Eine Flagge der Deutschen Bank vor deren Gebäude an der New Yorker Wall Street. (Bild: Mark Lennihan/AP, 7. Oktober 2016)

Das Management der Deutschen Bank erwägt offenbar die Streichung von 15'000 bis 20'000 Stellen. Laut einem Bericht des «Wall Street Journal», der sich auf Insider beruft, diskutiert die Führungsetage momentan über den Kahlschlag. Im Umfeld der Bank werde erwartet, dass die Investmentsparte und das US-Geschäft stark vom Jobabbau betroffen sein werden.

Völlig überraschend kämen Stellenstreichungen bei der Deutschen Bank auch in diesem grossen Ausmass nicht.
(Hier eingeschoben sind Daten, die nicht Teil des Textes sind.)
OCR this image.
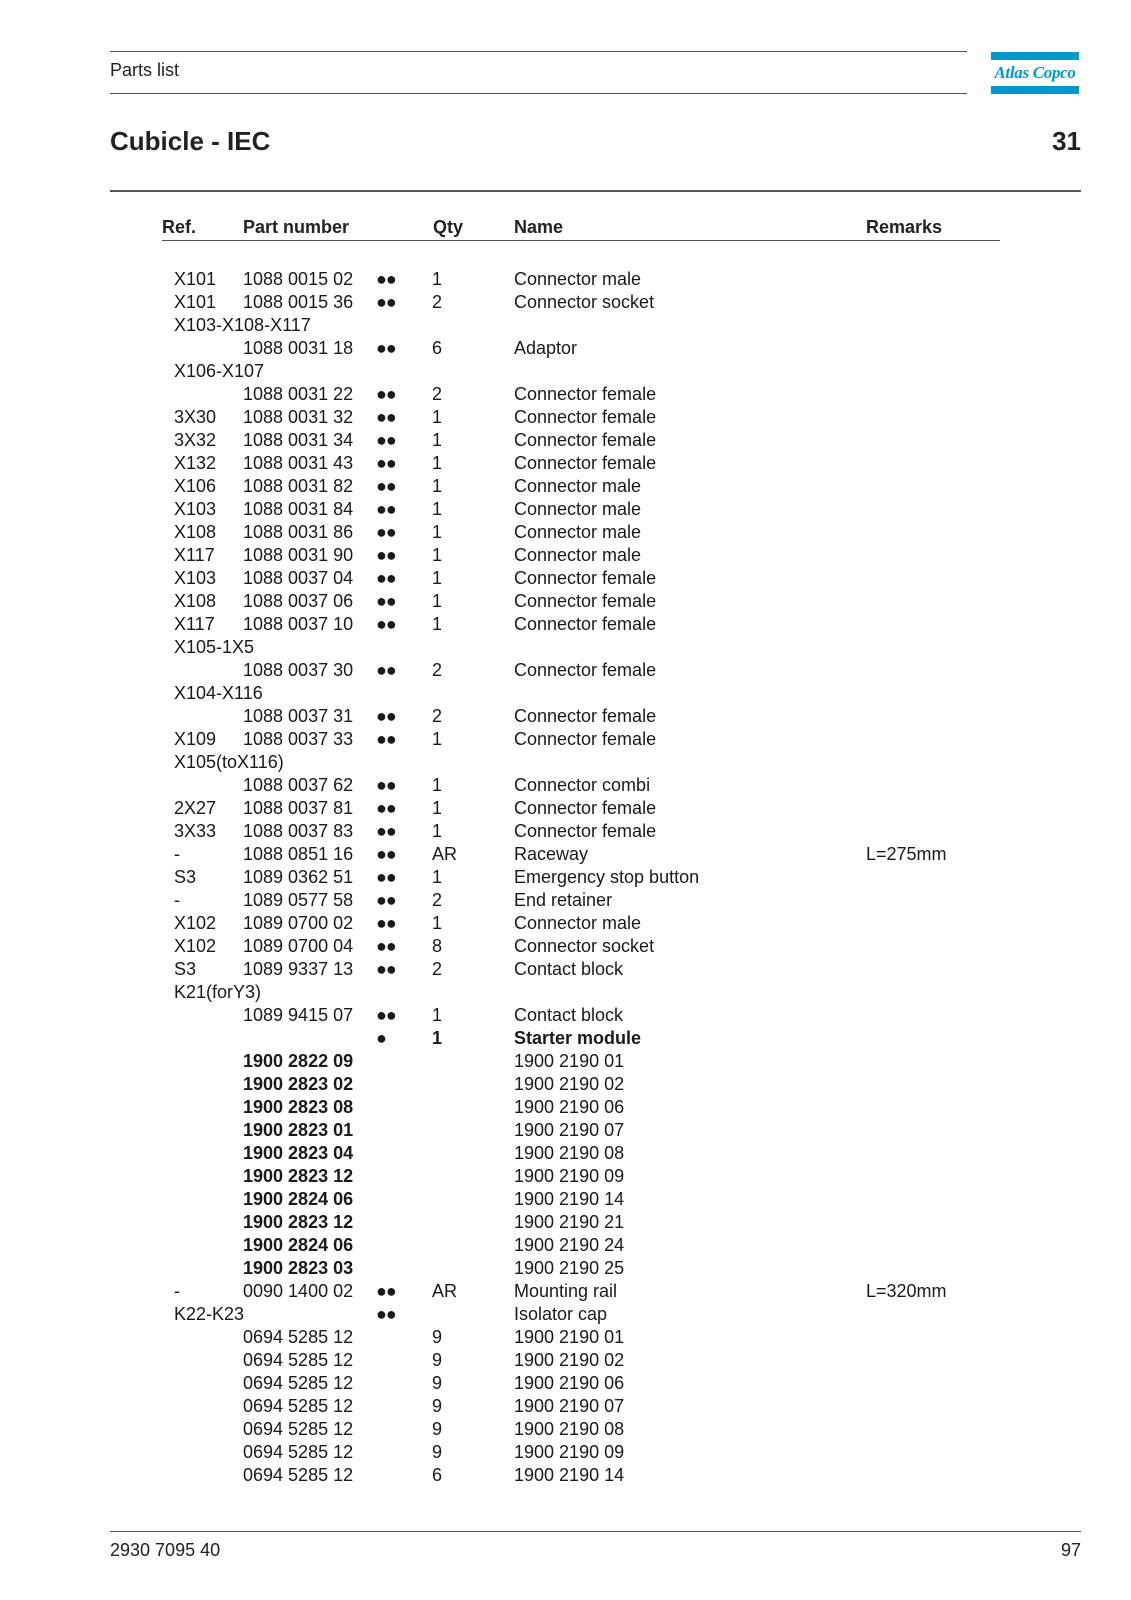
Parts list	Atlas Copco
Cubicle - IEC	31
Ref.	Part number	Qty	Name	Remarks
X101 1088 0015 02 ●● 1	Connector male
X101 1088 0015 36 ●● 2	Connector socket
X103-X108-X117
1088 0031 18 ●● 6	Adaptor
X106-X107
1088 0031 22 ●● 2	Connector female
3X30 1088 0031 32 ●● 1	Connector female
3X32 1088 0031 34 ●● 1	Connector female
X132 1088 0031 43 ●● 1	Connector female
X106 1088 0031 82 ●● 1	Connector male
X103 1088 0031 84 ●● 1	Connector male
X108 1088 0031 86 ●● 1	Connector male
X117 1088 0031 90 ●● 1	Connector male
X103 1088 0037 04 ●● 1	Connector female
X108 1088 0037 06 ●● 1	Connector female
X117 1088 0037 10 ●● 1	Connector female
X105-1X5
1088 0037 30 ●● 2	Connector female
X104-X116
1088 0037 31 ●● 2	Connector female
X109 1088 0037 33 ●● 1	Connector female
X105(toX116)
1088 0037 62 ●● 1	Connector combi
2X27 1088 0037 81 ●● 1	Connector female
3X33 1088 0037 83 ●● 1	Connector female
-	1088 0851 16 ●● AR	Raceway	L=275mm
S3	1089 0362 51 ●● 1	Emergency stop button
-	1089 0577 58 ●● 2	End retainer
X102 1089 0700 02 ●● 1	Connector male
X102 1089 0700 04 ●● 8	Connector socket
S3	1089 9337 13 ●● 2	Contact block
K21(forY3)
1089 9415 07 ●● 1	Contact block
●	1	Starter module
1900 2822 09	1900 2190 01
1900 2823 02	1900 2190 02
1900 2823 08	1900 2190 06
1900 2823 01	1900 2190 07
1900 2823 04	1900 2190 08
1900 2823 12	1900 2190 09
1900 2824 06	1900 2190 14
1900 2823 12	1900 2190 21
1900 2824 06	1900 2190 24
1900 2823 03	1900 2190 25
-	0090 1400 02 ●● AR	Mounting rail	L=320mm
K22-K23	●●	Isolator cap
0694 5285 12	9	1900 2190 01
0694 5285 12	9	1900 2190 02
0694 5285 12	9	1900 2190 06
0694 5285 12	9	1900 2190 07
0694 5285 12	9	1900 2190 08
0694 5285 12	9	1900 2190 09
0694 5285 12	6	1900 2190 14
2930 7095 40	97
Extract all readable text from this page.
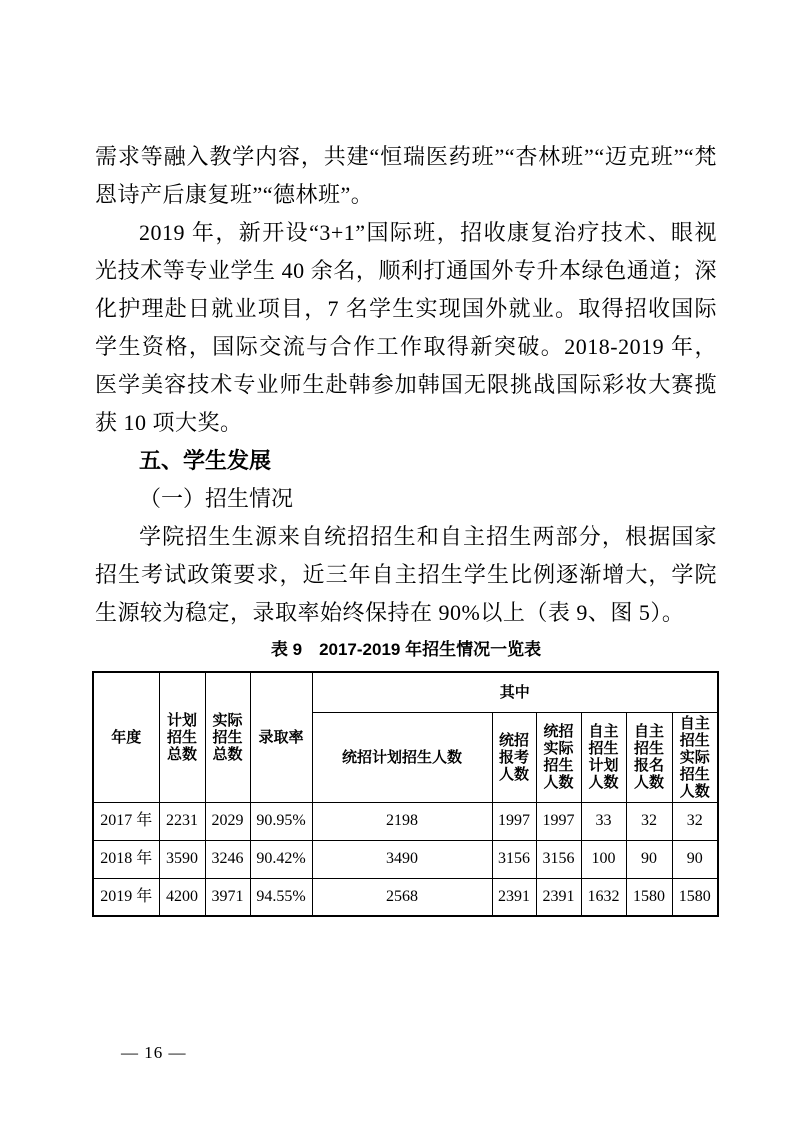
需求等融入教学内容，共建“恒瑞医药班”“杏林班”“迈克班”“梵恩诗产后康复班”“德林班”。

2019 年，新开设“3+1”国际班，招收康复治疗技术、眼视光技术等专业学生 40 余名，顺利打通国外专升本绿色通道；深化护理赴日就业项目，7 名学生实现国外就业。取得招收国际学生资格，国际交流与合作工作取得新突破。2018-2019 年，医学美容技术专业师生赴韩参加韩国无限挑战国际彩妆大赛揽获 10 项大奖。

五、学生发展
（一）招生情况

学院招生生源来自统招招生和自主招生两部分，根据国家招生考试政策要求，近三年自主招生学生比例逐渐增大，学院生源较为稳定，录取率始终保持在 90%以上（表 9、图 5）。

表 9　2017-2019 年招生情况一览表
年度	计划招生总数	实际招生总数	录取率	其中					
				统招计划招生人数	统招报考人数	统招实际招生人数	自主招生计划人数	自主招生报名人数	自主招生实际招生人数
2017 年	2231	2029	90.95%	2198	1997	1997	33	32	32
2018 年	3590	3246	90.42%	3490	3156	3156	100	90	90
2019 年	4200	3971	94.55%	2568	2391	2391	1632	1580	1580
— 16 —
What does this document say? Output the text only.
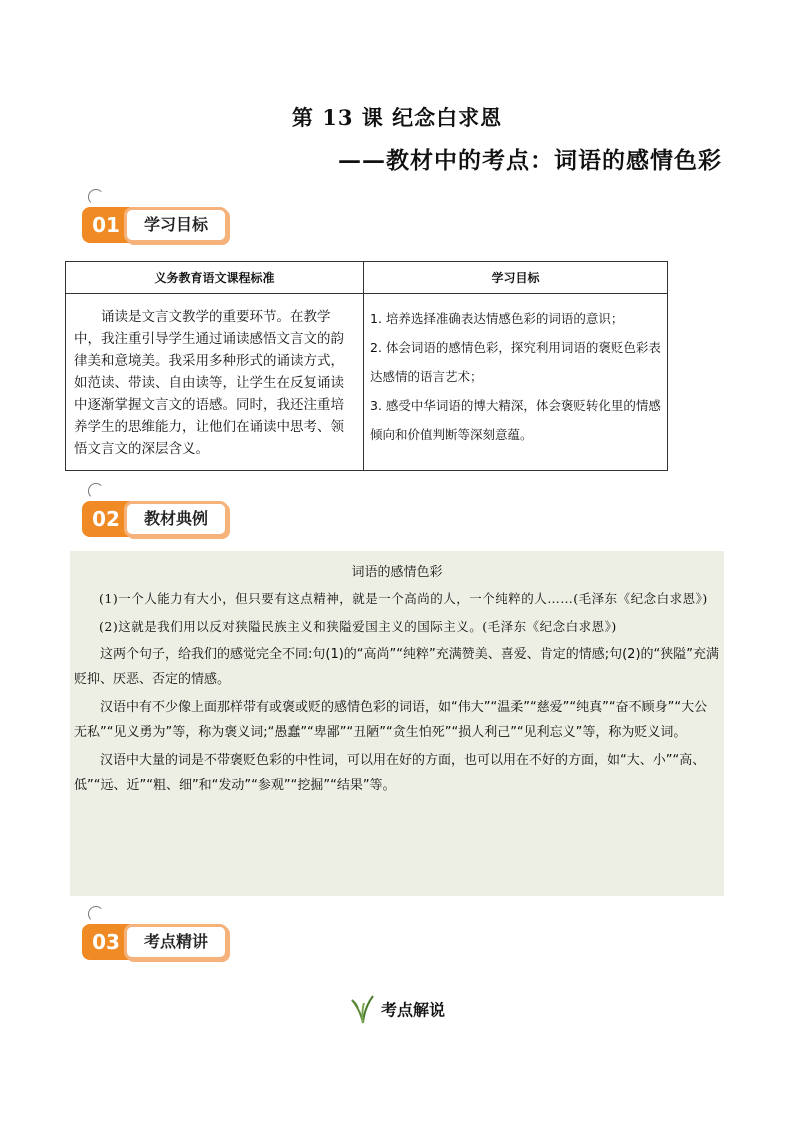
第 13 课 纪念白求恩
——教材中的考点：词语的感情色彩
01	学习目标
义务教育语文课程标准	学习目标
诵读是文言文教学的重要环节。在教学中，我注重引导学生通过诵读感悟文言文的韵律美和意境美。我采用多种形式的诵读方式，如范读、带读、自由读等，让学生在反复诵读中逐渐掌握文言文的语感。同时，我还注重培养学生的思维能力，让他们在诵读中思考、领悟文言文的深层含义。	1. 培养选择准确表达情感色彩的词语的意识；
2. 体会词语的感情色彩，探究利用词语的褒贬色彩表达感情的语言艺术；
3. 感受中华词语的博大精深，体会褒贬转化里的情感倾向和价值判断等深刻意蕴。
02	教材典例
词语的感情色彩

(1)一个人能力有大小，但只要有这点精神，就是一个高尚的人，一个纯粹的人……(毛泽东《纪念白求恩》)

(2)这就是我们用以反对狭隘民族主义和狭隘爱国主义的国际主义。(毛泽东《纪念白求恩》)

这两个句子，给我们的感觉完全不同:句(1)的“高尚”“纯粹”充满赞美、喜爱、肯定的情感;句(2)的“狭隘”充满贬抑、厌恶、否定的情感。

汉语中有不少像上面那样带有或褒或贬的感情色彩的词语，如“伟大”“温柔”“慈爱”“纯真”“奋不顾身”“大公无私”“见义勇为”等，称为褒义词;“愚蠢”“卑鄙”“丑陋”“贪生怕死”“损人利己”“见利忘义”等，称为贬义词。

汉语中大量的词是不带褒贬色彩的中性词，可以用在好的方面，也可以用在不好的方面，如“大、小”“高、低”“远、近”“粗、细”和“发动”“参观”“挖掘”“结果”等。

03	考点精讲
考点解说
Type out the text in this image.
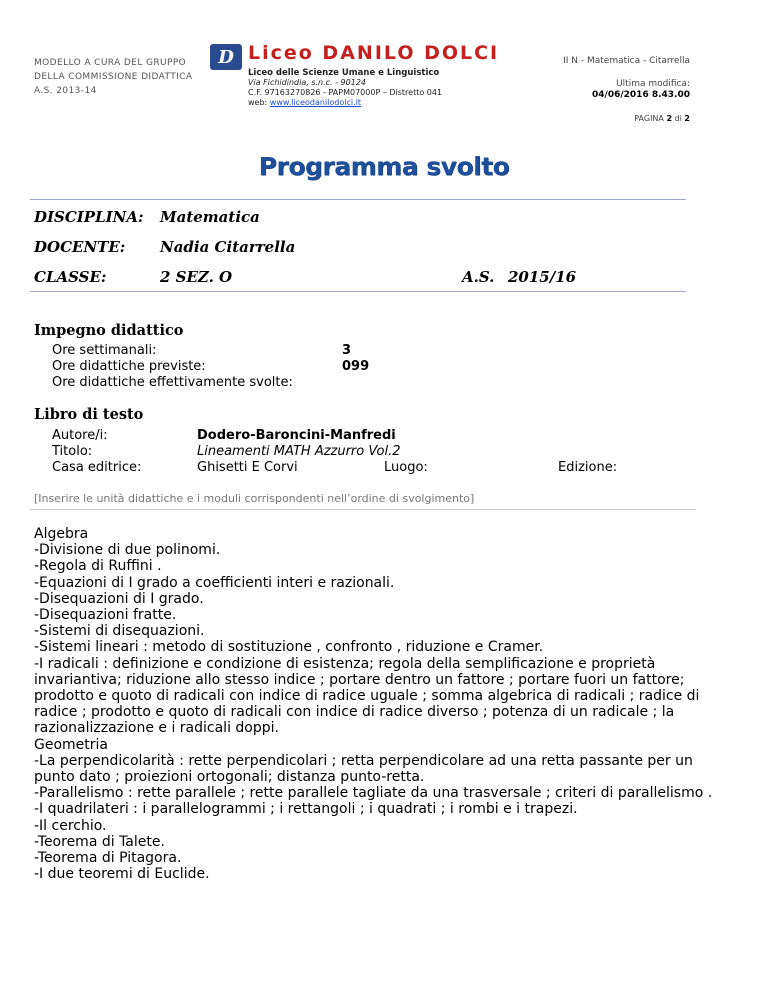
MODELLO A CURA DEL GRUPPO
DELLA COMMISSIONE DIDATTICA
A.S. 2013-14
D Liceo DANILO DOLCI
Liceo delle Scienze Umane e Linguistico
Via Fichidindia, s.n.c. - 90124
C.F. 97163270826 - PAPM07000P – Distretto 041
web: www.liceodanilodolci.it
II N - Matematica - Citarrella
Ultima modifica:
04/06/2016 8.43.00
PAGINA 2 di 2
Programma svolto
DISCIPLINA: Matematica
DOCENTE: Nadia Citarrella
CLASSE:	2 SEZ. O	A.S. 2015/16
Impegno didattico
Ore settimanali:	3
Ore didattiche previste:	099
Ore didattiche effettivamente svolte:
Libro di testo
Autore/i:	Dodero-Baroncini-Manfredi
Titolo:	Lineamenti MATH Azzurro Vol.2
Casa editrice:	Ghisetti E Corvi	Luogo:	Edizione:
[Inserire le unità didattiche e i moduli corrispondenti nell’ordine di svolgimento]
Algebra
-Divisione di due polinomi.
-Regola di Ruffini .
-Equazioni di I grado a coefficienti interi e razionali.
-Disequazioni di I grado.
-Disequazioni fratte.
-Sistemi di disequazioni.
-Sistemi lineari : metodo di sostituzione , confronto , riduzione e Cramer.
-I radicali : definizione e condizione di esistenza; regola della semplificazione e proprietà invariantiva; riduzione allo stesso indice ; portare dentro un fattore ; portare fuori un fattore; prodotto e quoto di radicali con indice di radice uguale ; somma algebrica di radicali ; radice di radice ; prodotto e quoto di radicali con indice di radice diverso ; potenza di un radicale ; la razionalizzazione e i radicali doppi.
Geometria
-La perpendicolarità : rette perpendicolari ; retta perpendicolare ad una retta passante per un punto dato ; proiezioni ortogonali; distanza punto-retta.
-Parallelismo : rette parallele ; rette parallele tagliate da una trasversale ; criteri di parallelismo .
-I quadrilateri : i parallelogrammi ; i rettangoli ; i quadrati ; i rombi e i trapezi.
-Il cerchio.
-Teorema di Talete.
-Teorema di Pitagora.
-I due teoremi di Euclide.
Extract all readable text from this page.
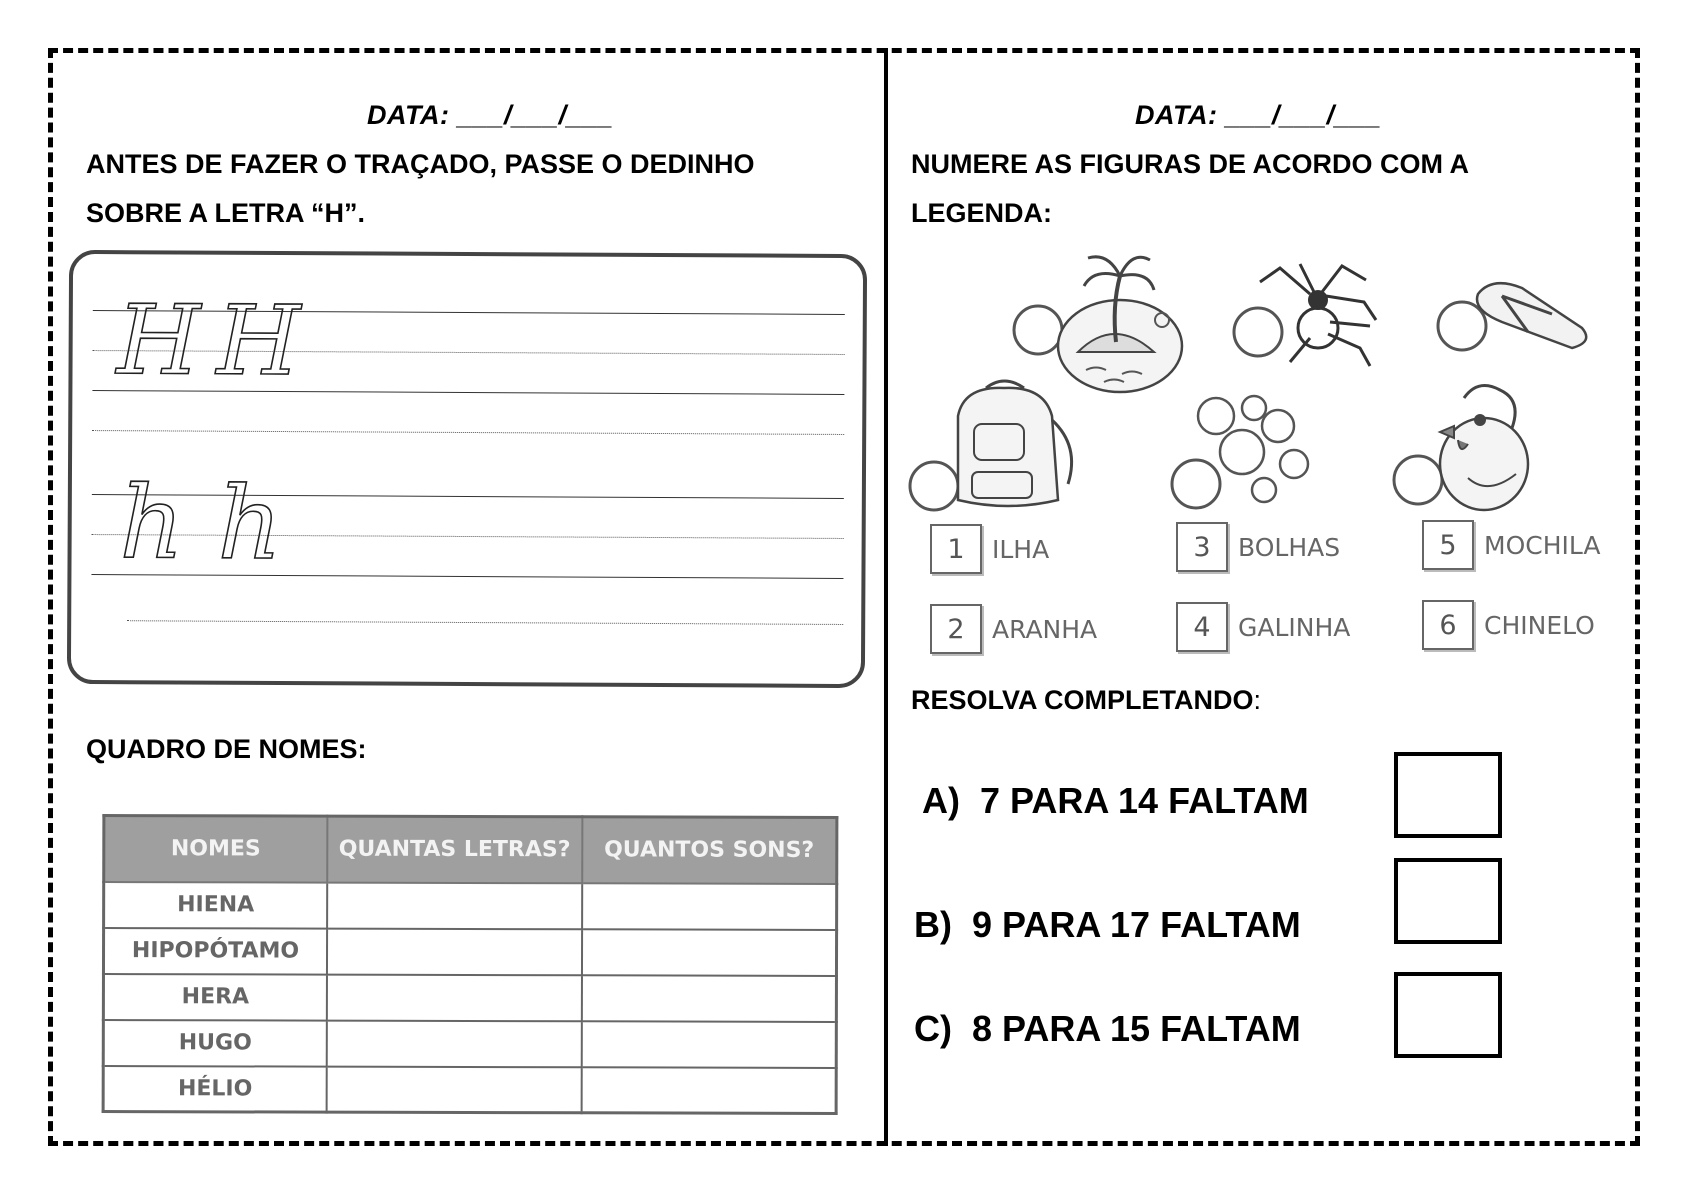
DATA: ___/___/___
ANTES DE FAZER O TRAÇADO, PASSE O DEDINHO
SOBRE A LETRA “H”.
H H
h h
QUADRO DE NOMES:
NOMES	QUANTAS LETRAS?	QUANTOS SONS?
HIENA		
HIPOPÓTAMO		
HERA		
HUGO		
HÉLIO		
DATA: ___/___/___
NUMERE AS FIGURAS DE ACORDO COM A
LEGENDA:
1	ILHA
2	ARANHA
3	BOLHAS
4	GALINHA
5	MOCHILA
6	CHINELO
RESOLVA COMPLETANDO:
A) 7 PARA 14 FALTAM
B) 9 PARA 17 FALTAM
C) 8 PARA 15 FALTAM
Vor knapp zwei Wochen schrieb die «Financial Times» die Bank wolle das US-Handelgeschäft verkleinern oder aufgeben. Eine neue «Bad Bank»-Einheit solle dann für den Ausstieg genutzt werden. Und im Mai hatte Vorstandschef Christian Sewing bei der Hauptversammlung angekündigt: «Wir sind zu harten Einschnitten bereit.» Bei der Gelegenheit hatte der Deutsche-Bank-Chef auch gesagt, dass 85 Prozent der Geschäftsbereiche stabil seien, was im Umkehrschluss bedeutet, dass 15 Prozent es nicht sind. Dort werde man, so Sewing damals, «noch einmal genau hinsehen und entsprechend handeln». Medienanfragen zum Bericht beantwortete die Bank am Freitag nicht.

Aktuell (Ende März) zählt die Deutsche Bank gut 91'000 Mitarbeitende. Demnach könnte nun mehr als jeder fünfte Arbeitsplatz gefährdet sein.